Personal information
- Full name: William Milne
- Date of birth: 24 November 1895
- Place of birth: Buckie, Banffshire, Scotland
- Date of death: July 1975 (aged 79)
- Height: 5 ft 7 in (1.70 m)
- Position(s): Wing half

Senior career*
- Years: Team / Apps / (Gls)
- Buckie Thistle
- 1921–1927: Arsenal / 114 / (1)

= Billy Milne =

Scottish footballer

William Milne DCM, also known locally as 'Stir', (24 November 1895 – July 1975), was a Scottish footballer who played for Arsenal, before becoming a long-standing member of the club's backroom staff.

Born in Buckie, Banffshire, Milne started his career at his hometown club, Buckie Thistle in the Scottish Highland Football League, although his career was interrupted early on by World War I. During the war, Milne served with the Seaforth Highlanders in France and won the Distinguished Conduct Medal in 1918. After hostilities ceased, Milne returned to Buckie, and to Buckie Thistle, where he made a name for himself as a tireless and enthusiastic wing half (what would today be approximately a midfield position).

In September 1921 he made the long journey south by train (Great North of Scotland Railway) from Buckie to join London side Arsenal.

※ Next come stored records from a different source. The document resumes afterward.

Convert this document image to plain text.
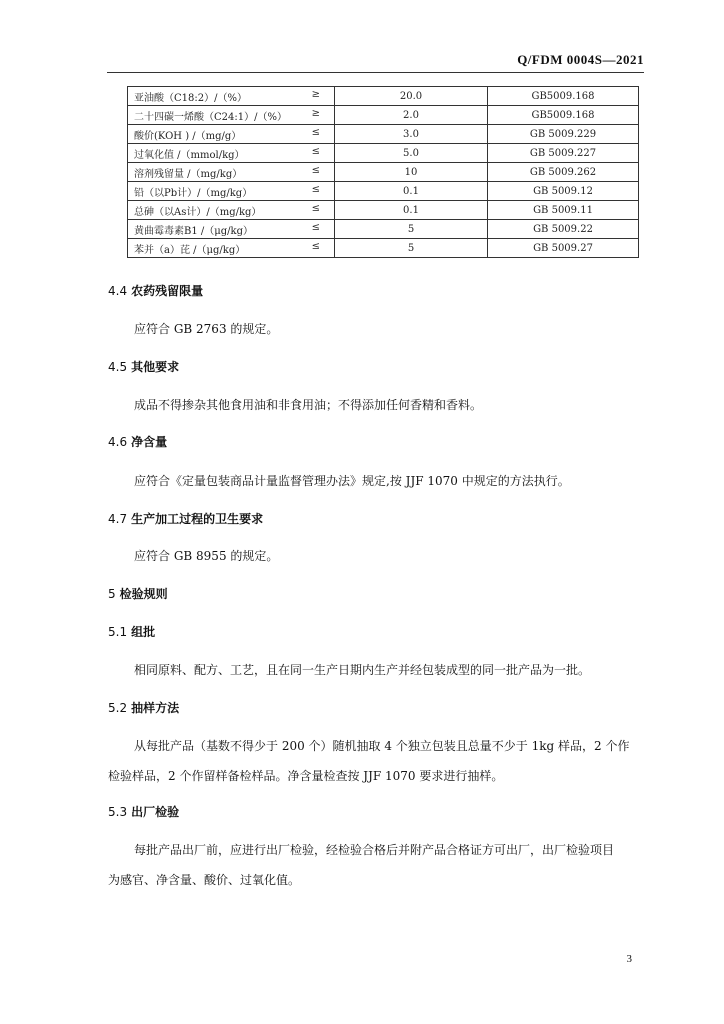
Q/FDM 0004S—2021
亚油酸（C18:2）/（%） ≥	20.0	GB5009.168
二十四碳一烯酸（C24:1）/（%） ≥	2.0	GB5009.168
酸价(KOH ) /（mg/g） ≤	3.0	GB 5009.229
过氧化值 /（mmol/kg） ≤	5.0	GB 5009.227
溶剂残留量 /（mg/kg） ≤	10	GB 5009.262
铅（以Pb计）/（mg/kg） ≤	0.1	GB 5009.12
总砷（以As计）/（mg/kg） ≤	0.1	GB 5009.11
黄曲霉毒素B1 /（μg/kg） ≤	5	GB 5009.22
苯并（a）芘 /（μg/kg） ≤	5	GB 5009.27
4.4 农药残留限量
应符合 GB 2763 的规定。
4.5 其他要求
成品不得掺杂其他食用油和非食用油；不得添加任何香精和香料。
4.6 净含量
应符合《定量包装商品计量监督管理办法》规定,按 JJF 1070 中规定的方法执行。
4.7 生产加工过程的卫生要求
应符合 GB 8955 的规定。
5 检验规则
5.1 组批
相同原料、配方、工艺，且在同一生产日期内生产并经包装成型的同一批产品为一批。
5.2 抽样方法
从每批产品（基数不得少于 200 个）随机抽取 4 个独立包装且总量不少于 1kg 样品，2 个作
检验样品，2 个作留样备检样品。净含量检查按 JJF 1070 要求进行抽样。
5.3 出厂检验
每批产品出厂前，应进行出厂检验，经检验合格后并附产品合格证方可出厂，出厂检验项目
为感官、净含量、酸价、过氧化值。
3
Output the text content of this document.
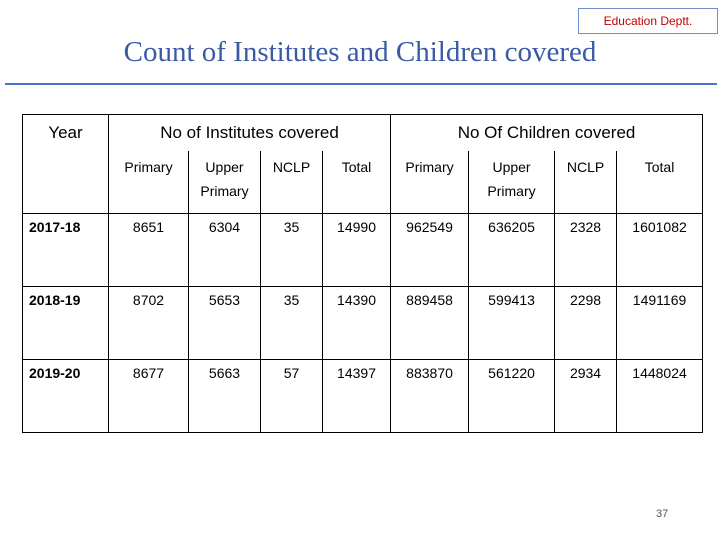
Education Deptt.
Count of Institutes and Children covered
Year	No of Institutes covered				No Of Children covered			
	Primary	Upper Primary	NCLP	Total	Primary	Upper Primary	NCLP	Total
2017-18	8651	6304	35	14990	962549	636205	2328	1601082
2018-19	8702	5653	35	14390	889458	599413	2298	1491169
2019-20	8677	5663	57	14397	883870	561220	2934	1448024
37
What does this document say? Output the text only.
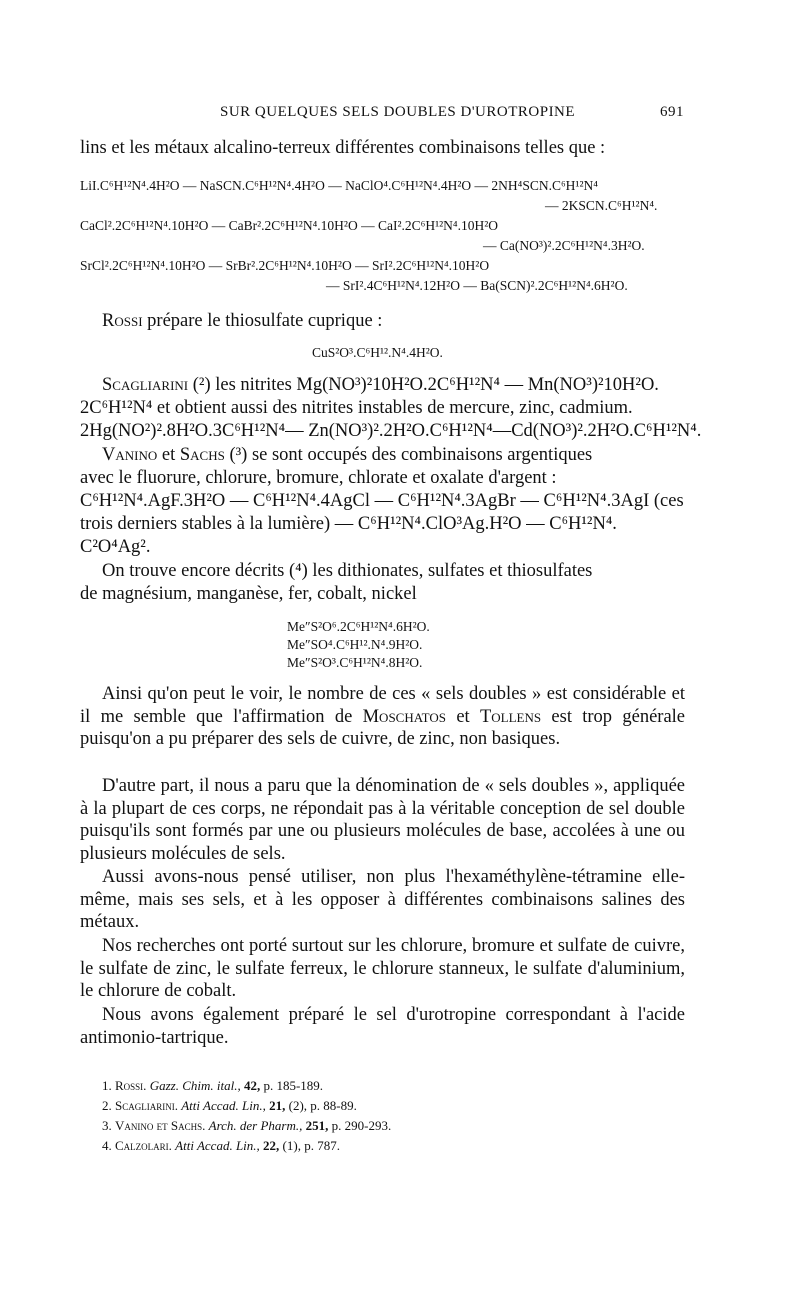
SUR QUELQUES SELS DOUBLES D'UROTROPINE	691
lins et les métaux alcalino-terreux différentes combinaisons telles que :
LiI.C⁶H¹²N⁴.4H²O — NaSCN.C⁶H¹²N⁴.4H²O — NaClO⁴.C⁶H¹²N⁴.4H²O — 2NH⁴SCN.C⁶H¹²N⁴
— 2KSCN.C⁶H¹²N⁴.
CaCl².2C⁶H¹²N⁴.10H²O — CaBr².2C⁶H¹²N⁴.10H²O — CaI².2C⁶H¹²N⁴.10H²O
— Ca(NO³)².2C⁶H¹²N⁴.3H²O.
SrCl².2C⁶H¹²N⁴.10H²O — SrBr².2C⁶H¹²N⁴.10H²O — SrI².2C⁶H¹²N⁴.10H²O
— SrI².4C⁶H¹²N⁴.12H²O — Ba(SCN)².2C⁶H¹²N⁴.6H²O.
Rossi prépare le thiosulfate cuprique :
CuS²O³.C⁶H¹².N⁴.4H²O.
Scagliarini (²) les nitrites Mg(NO³)²10H²O.2C⁶H¹²N⁴ — Mn(NO³)²10H²O.
2C⁶H¹²N⁴ et obtient aussi des nitrites instables de mercure, zinc, cadmium.
2Hg(NO²)².8H²O.3C⁶H¹²N⁴— Zn(NO³)².2H²O.C⁶H¹²N⁴—Cd(NO³)².2H²O.C⁶H¹²N⁴.
Vanino et Sachs (³) se sont occupés des combinaisons argentiques
avec le fluorure, chlorure, bromure, chlorate et oxalate d'argent :
C⁶H¹²N⁴.AgF.3H²O — C⁶H¹²N⁴.4AgCl — C⁶H¹²N⁴.3AgBr — C⁶H¹²N⁴.3AgI (ces
trois derniers stables à la lumière) — C⁶H¹²N⁴.ClO³Ag.H²O — C⁶H¹²N⁴.
C²O⁴Ag².
On trouve encore décrits (⁴) les dithionates, sulfates et thiosulfates
de magnésium, manganèse, fer, cobalt, nickel
Me″S²O⁶.2C⁶H¹²N⁴.6H²O.
Me″SO⁴.C⁶H¹².N⁴.9H²O.
Me″S²O³.C⁶H¹²N⁴.8H²O.
Ainsi qu'on peut le voir, le nombre de ces « sels doubles » est considérable et il me semble que l'affirmation de Moschatos et Tollens est trop générale puisqu'on a pu préparer des sels de cuivre, de zinc, non basiques.
D'autre part, il nous a paru que la dénomination de « sels doubles », appliquée à la plupart de ces corps, ne répondait pas à la véritable conception de sel double puisqu'ils sont formés par une ou plusieurs molécules de base, accolées à une ou plusieurs molécules de sels.
Aussi avons-nous pensé utiliser, non plus l'hexaméthylène-tétramine elle-même, mais ses sels, et à les opposer à différentes combinaisons salines des métaux.
Nos recherches ont porté surtout sur les chlorure, bromure et sulfate de cuivre, le sulfate de zinc, le sulfate ferreux, le chlorure stanneux, le sulfate d'aluminium, le chlorure de cobalt.
Nous avons également préparé le sel d'urotropine correspondant à l'acide antimonio-tartrique.
1. Rossi. Gazz. Chim. ital., 42, p. 185-189.
2. Scagliarini. Atti Accad. Lin., 21, (2), p. 88-89.
3. Vanino et Sachs. Arch. der Pharm., 251, p. 290-293.
4. Calzolari. Atti Accad. Lin., 22, (1), p. 787.
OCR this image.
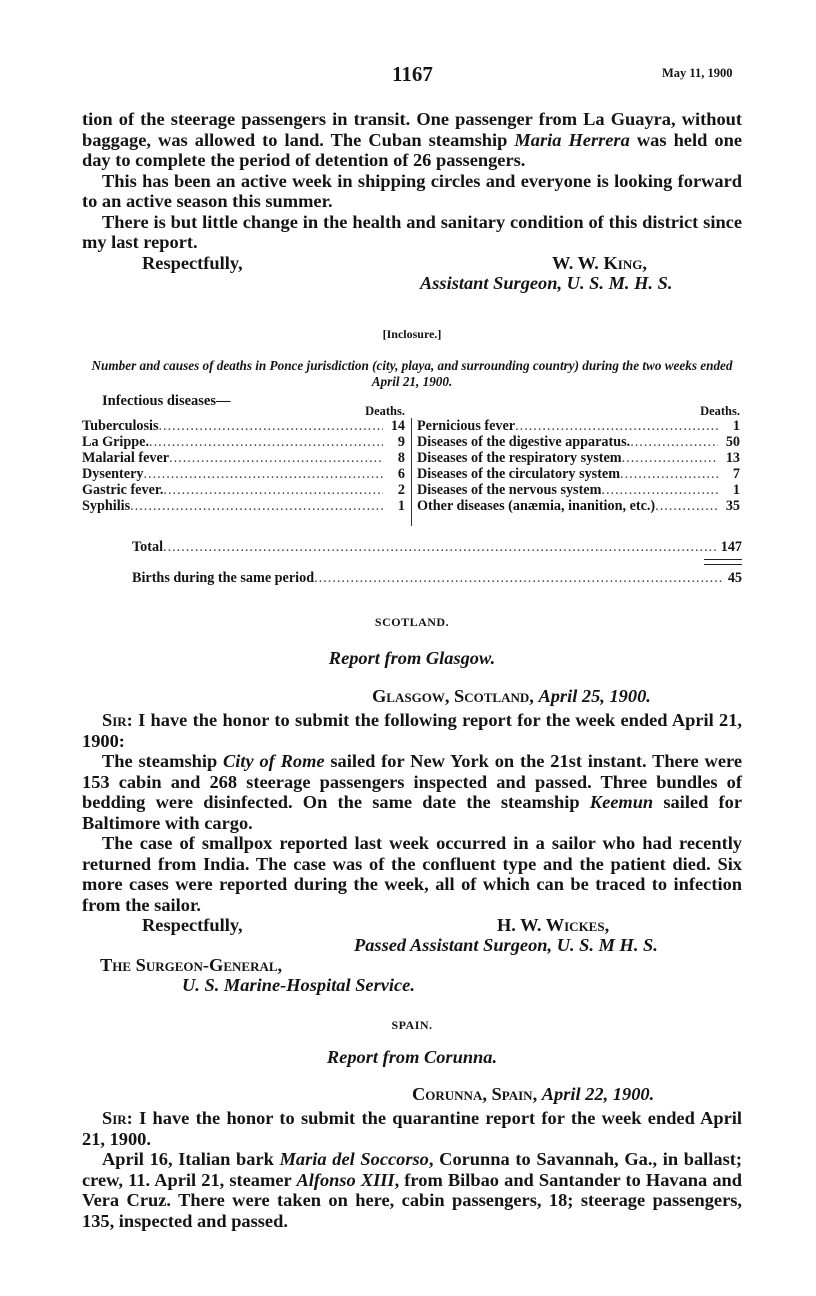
1167	May 11, 1900

tion of the steerage passengers in transit. One passenger from La Guayra, without baggage, was allowed to land. The Cuban steamship Maria Herrera was held one day to complete the period of detention of 26 passengers.

This has been an active week in shipping circles and everyone is looking forward to an active season this summer.

There is but little change in the health and sanitary condition of this district since my last report.

Respectfully,	W. W. King,
Assistant Surgeon, U. S. M. H. S.
[Inclosure.]
Number and causes of deaths in Ponce jurisdiction (city, playa, and surrounding country) during the two weeks ended April 21, 1900.
Infectious diseases—
Deaths.
Tuberculosis .....	14
La Grippe. .....	9
Malarial fever .....	8
Dysentery .....	6
Gastric fever. .....	2
Syphilis .....	1
Deaths.
Pernicious fever .....	1
Diseases of the digestive apparatus. .....	50
Diseases of the respiratory system .....	13
Diseases of the circulatory system .....	7
Diseases of the nervous system .....	1
Other diseases (anæmia, inanition, etc.) .....	35
Total .....	147
Births during the same period .....	45
SCOTLAND.
Report from Glasgow.
Glasgow, Scotland, April 25, 1900.

Sir: I have the honor to submit the following report for the week ended April 21, 1900:

The steamship City of Rome sailed for New York on the 21st instant. There were 153 cabin and 268 steerage passengers inspected and passed. Three bundles of bedding were disinfected. On the same date the steamship Keemun sailed for Baltimore with cargo.

The case of smallpox reported last week occurred in a sailor who had recently returned from India. The case was of the confluent type and the patient died. Six more cases were reported during the week, all of which can be traced to infection from the sailor.

Respectfully,	H. W. Wickes,
Passed Assistant Surgeon, U. S. M H. S.
The Surgeon-General,
U. S. Marine-Hospital Service.
SPAIN.
Report from Corunna.
Corunna, Spain, April 22, 1900.

Sir: I have the honor to submit the quarantine report for the week ended April 21, 1900.

April 16, Italian bark Maria del Soccorso, Corunna to Savannah, Ga., in ballast; crew, 11. April 21, steamer Alfonso XIII, from Bilbao and Santander to Havana and Vera Cruz. There were taken on here, cabin passengers, 18; steerage passengers, 135, inspected and passed.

Milne made his debut for Arsenal away to Cardiff City on 27 December 1921, but only played another four games that season. However, the following season he became an established regular in the Arsenal side, as a right half, and continued to play there for another four seasons. However, after the arrival of Alf Baker he was dropped; he was a bit-part player for the next few seasons, but in a match against Huddersfield Town on 2 April 1927 he broke his leg and his playing career was effectively finished. In all he played 124 times for Arsenal, scoring three goals.

Milne's tenaciousness and high levels of fitness led Arsenal manager Herbert Chapman to retain Milne's services, appointing him as assistant trainer to Tom Whittaker. During World War II he was stationed as an ARP warden at Highbury and was present the night the stadium was bombed with incendiary devices; Milne helped put out the resulting fire and saved the stadium from even more serious damage.

Milne continued to hold the assistant trainer's position until Whittaker himself became Arsenal manager in 1947, upon which Milne became first-team trainer, and later club physiotherapist; he also served the England team in a similar capacity. He fully retired in 1960 and was succeeded by Bertie Mee, who would later become Arsenal's Double-winning manager. He died in 1975, at the age of 79.